I never would have phathomed a time when I didn’t want to read, but it happened.
After my mother unexpectedly passed last year, I was left with a stack of her books that were simultaneously cigarette smoke infused and crinkled at the edges from the steam of her baths she would read them in. The titles leered at me from the corner where I stacked them, reminding me of the stories she’d never know the endings of.
I’d completely lost my appetite.
When I’d feel peckish, I would look for books in grief and loss. All the titles seemed so pithy and obvious. They all insinuated the suck of the moment but the need to push forward. I couldn’t even be bothered to read the synopsis of most of the titles. I then came across C.S Lewis’ A Grief Observed. This was more of where I was; an outsider of my own life that currently went from dawn to dusk, waning between being catatonic or complete riddled with anxiety.
He spoke of the loss of his wife in words that made complete sense. He said losing a loved one is like an amputation and I had felt the tentacles of my being being lopped off with every passing day. He said there is laziness in grief and it was enough to raise me from my unshowered permanence on the couch in agreement. He said his wife’s absence was like the sky and covered everything and I too felt blanketed yet, also under the crippling weight of being in my own body without her.
Before I could even ask myself if I was hungry for this content I had already taken it down and was dabbing crumbs with my fingers. Complete muscle memory and the heart kicked the brain into action without me interjecting.
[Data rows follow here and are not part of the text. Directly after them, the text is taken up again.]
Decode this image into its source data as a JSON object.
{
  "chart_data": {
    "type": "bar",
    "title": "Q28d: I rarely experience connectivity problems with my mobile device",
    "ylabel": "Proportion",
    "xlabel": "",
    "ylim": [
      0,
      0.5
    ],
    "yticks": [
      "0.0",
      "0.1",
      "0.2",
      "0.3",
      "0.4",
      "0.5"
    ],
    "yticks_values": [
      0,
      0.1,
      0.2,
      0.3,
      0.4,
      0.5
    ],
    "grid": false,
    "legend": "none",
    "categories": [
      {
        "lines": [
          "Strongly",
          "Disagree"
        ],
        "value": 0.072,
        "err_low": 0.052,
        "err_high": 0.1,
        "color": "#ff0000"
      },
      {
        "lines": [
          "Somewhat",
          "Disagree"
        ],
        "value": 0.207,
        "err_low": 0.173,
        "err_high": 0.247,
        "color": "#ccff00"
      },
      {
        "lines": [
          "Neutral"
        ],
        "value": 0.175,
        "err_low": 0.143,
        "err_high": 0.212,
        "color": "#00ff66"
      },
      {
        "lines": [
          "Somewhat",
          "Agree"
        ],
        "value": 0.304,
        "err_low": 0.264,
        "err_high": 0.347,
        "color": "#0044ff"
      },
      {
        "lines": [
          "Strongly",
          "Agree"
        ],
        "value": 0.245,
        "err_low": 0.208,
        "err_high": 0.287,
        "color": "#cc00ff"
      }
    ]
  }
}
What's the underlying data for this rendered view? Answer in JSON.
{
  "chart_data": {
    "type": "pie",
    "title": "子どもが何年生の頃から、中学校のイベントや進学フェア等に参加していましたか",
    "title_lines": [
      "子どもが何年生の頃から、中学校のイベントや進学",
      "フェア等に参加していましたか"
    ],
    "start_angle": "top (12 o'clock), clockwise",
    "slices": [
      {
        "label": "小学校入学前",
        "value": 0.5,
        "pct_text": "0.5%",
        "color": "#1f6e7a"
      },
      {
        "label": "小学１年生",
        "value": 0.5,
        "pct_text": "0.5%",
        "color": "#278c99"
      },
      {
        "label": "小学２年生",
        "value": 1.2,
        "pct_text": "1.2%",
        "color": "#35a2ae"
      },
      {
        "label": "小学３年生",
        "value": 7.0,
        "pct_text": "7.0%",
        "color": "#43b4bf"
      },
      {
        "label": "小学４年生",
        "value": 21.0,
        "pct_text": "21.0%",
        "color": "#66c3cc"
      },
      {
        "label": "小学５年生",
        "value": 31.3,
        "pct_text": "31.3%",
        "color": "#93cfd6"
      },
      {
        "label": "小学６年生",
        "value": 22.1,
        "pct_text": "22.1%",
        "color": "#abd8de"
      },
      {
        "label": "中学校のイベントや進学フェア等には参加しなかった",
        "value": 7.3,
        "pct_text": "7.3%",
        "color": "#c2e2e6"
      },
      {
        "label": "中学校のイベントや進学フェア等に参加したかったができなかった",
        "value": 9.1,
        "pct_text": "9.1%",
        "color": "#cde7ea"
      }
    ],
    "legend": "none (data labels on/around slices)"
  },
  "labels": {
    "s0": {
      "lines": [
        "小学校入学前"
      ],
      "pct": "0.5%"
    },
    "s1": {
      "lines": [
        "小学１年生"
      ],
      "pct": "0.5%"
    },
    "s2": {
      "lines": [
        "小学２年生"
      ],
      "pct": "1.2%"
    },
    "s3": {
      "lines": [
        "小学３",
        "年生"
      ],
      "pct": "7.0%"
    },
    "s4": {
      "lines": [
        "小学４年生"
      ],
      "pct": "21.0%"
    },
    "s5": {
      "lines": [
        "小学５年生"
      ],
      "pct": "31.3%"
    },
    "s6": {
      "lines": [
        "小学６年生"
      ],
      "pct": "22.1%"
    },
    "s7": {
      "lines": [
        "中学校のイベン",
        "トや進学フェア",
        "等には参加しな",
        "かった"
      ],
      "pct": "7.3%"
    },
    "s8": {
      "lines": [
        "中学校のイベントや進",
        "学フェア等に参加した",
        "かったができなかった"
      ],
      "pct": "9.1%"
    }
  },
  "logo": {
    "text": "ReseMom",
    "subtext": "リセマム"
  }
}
His tragically beautiful words spawned me little by little back to life; one that I was unwilling to live without my mom before. He met me were I was and let me sit in the painfully uncomfortable.
He fed my starving soul.
I’ve taken that lesson with me everyday since I first read A Grief Observed. I remember to meet myself where I am. Take the inventory. Do something, or sometimes, nothing. I meet people where they are too and often we are in very different places, but there is always room at the table for a good helping for when everything else just doesn’t sound appealing.